Bergeron explains that the Charter of the French Language provides that public posting in Québec be done in French only or also in another language, provided the French text appears as clearly predominant.

An exception to this rule is found in the Regulation respecting the language of commerce and business, which provides the public posting of a trademark may be done exclusively in a language other than French, unless a French version of the mark has been registered with the Canadian Intellectual Property Office. Section 25 of the regulation is therefore intended to allow an exception to the general principle requiring posting in French.

For nearly 20 years, the language office had not required the addition of any French generic to unilingual English trademarks displayed on the fronts of commercial establishments. Almost four years ago, in November 2011, it changed its interpretation of the exception contained in the regulation, assimilating the public posting of a trademark to its use as the name of the firm in question.

Under the Charter, such an interpretation requires the addition of a descriptive term in French where the company name is in a language other than French. The judge did not accept that allegation by the province’s attorney general, since doing so would have the consequence of making firm names synonymous with trademarks, whereas they are separate concepts.
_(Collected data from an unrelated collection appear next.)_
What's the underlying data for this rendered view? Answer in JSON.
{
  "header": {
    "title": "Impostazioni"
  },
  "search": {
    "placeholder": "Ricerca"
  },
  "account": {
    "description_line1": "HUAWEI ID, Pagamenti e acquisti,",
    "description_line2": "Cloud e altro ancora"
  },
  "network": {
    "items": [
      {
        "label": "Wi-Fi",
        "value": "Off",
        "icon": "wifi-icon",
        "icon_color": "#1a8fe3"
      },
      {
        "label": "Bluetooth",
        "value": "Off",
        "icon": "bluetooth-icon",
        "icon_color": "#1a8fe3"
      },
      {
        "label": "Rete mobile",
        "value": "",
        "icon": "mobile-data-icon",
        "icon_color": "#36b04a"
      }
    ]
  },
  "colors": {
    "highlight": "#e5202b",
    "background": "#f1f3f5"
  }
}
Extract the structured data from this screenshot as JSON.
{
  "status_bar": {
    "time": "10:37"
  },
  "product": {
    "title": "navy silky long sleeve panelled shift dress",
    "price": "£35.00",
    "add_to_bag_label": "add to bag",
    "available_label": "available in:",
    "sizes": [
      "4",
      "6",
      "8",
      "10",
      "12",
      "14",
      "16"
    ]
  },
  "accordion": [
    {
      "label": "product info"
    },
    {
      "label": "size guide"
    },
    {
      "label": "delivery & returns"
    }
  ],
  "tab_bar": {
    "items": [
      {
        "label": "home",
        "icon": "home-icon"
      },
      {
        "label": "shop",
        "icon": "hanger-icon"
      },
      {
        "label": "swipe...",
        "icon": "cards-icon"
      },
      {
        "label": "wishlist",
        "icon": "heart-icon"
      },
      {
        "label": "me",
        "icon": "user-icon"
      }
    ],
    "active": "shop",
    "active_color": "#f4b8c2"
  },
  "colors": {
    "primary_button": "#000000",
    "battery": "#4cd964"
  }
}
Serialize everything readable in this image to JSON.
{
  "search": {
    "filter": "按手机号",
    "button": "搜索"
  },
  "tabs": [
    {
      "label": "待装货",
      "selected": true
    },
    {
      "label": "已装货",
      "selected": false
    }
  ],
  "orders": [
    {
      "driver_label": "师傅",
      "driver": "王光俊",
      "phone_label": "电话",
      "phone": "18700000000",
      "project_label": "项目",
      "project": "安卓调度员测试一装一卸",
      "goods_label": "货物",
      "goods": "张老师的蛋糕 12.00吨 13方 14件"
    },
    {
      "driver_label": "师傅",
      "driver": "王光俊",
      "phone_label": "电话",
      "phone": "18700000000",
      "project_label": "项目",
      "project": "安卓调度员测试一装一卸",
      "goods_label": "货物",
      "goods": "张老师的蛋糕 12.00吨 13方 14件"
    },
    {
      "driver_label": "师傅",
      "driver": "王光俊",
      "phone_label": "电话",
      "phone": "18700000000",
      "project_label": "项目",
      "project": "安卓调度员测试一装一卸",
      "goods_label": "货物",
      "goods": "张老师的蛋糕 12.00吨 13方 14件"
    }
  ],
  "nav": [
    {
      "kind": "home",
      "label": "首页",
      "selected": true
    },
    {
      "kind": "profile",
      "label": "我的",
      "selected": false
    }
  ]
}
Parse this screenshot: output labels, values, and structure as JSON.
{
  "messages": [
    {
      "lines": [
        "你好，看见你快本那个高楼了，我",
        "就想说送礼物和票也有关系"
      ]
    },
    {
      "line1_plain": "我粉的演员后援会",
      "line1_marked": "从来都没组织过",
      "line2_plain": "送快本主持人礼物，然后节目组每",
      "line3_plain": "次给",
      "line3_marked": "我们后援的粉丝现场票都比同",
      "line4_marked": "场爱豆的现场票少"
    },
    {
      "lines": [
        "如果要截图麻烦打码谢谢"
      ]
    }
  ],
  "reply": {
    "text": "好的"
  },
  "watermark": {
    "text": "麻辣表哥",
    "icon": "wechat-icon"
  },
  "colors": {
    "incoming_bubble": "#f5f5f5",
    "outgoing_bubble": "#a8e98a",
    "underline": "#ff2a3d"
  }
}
The evidence showed the trademarks of most of the petitioners did not correspond to their corporate names. Consequently, the use of the trademark on the front of an establishment did not constitute the posting of the name of a firm. The evidence indicated that serious consideration had been given to the possibility of requiring the addition of a generic to non-French trademarks before the idea was abandoned.

The judge held that the language charter and the regulation are clear in allowing a trademark to be posted in a language other than French, without the addition of a French generic, provided that no registered version of the mark exists.

This construction of the charter and the regulation had been applied by the language office for years. The judge therefore concluded the only way to make the addition of a generic term to unilingual English trade-marks compulsory is to amend the regulation.

Bergeron notes it is important to specify that this judgment deals exclusively with the posting of trademarks registered with the CIPO and does not apply to the display of unregistered, unilingual English trademarks.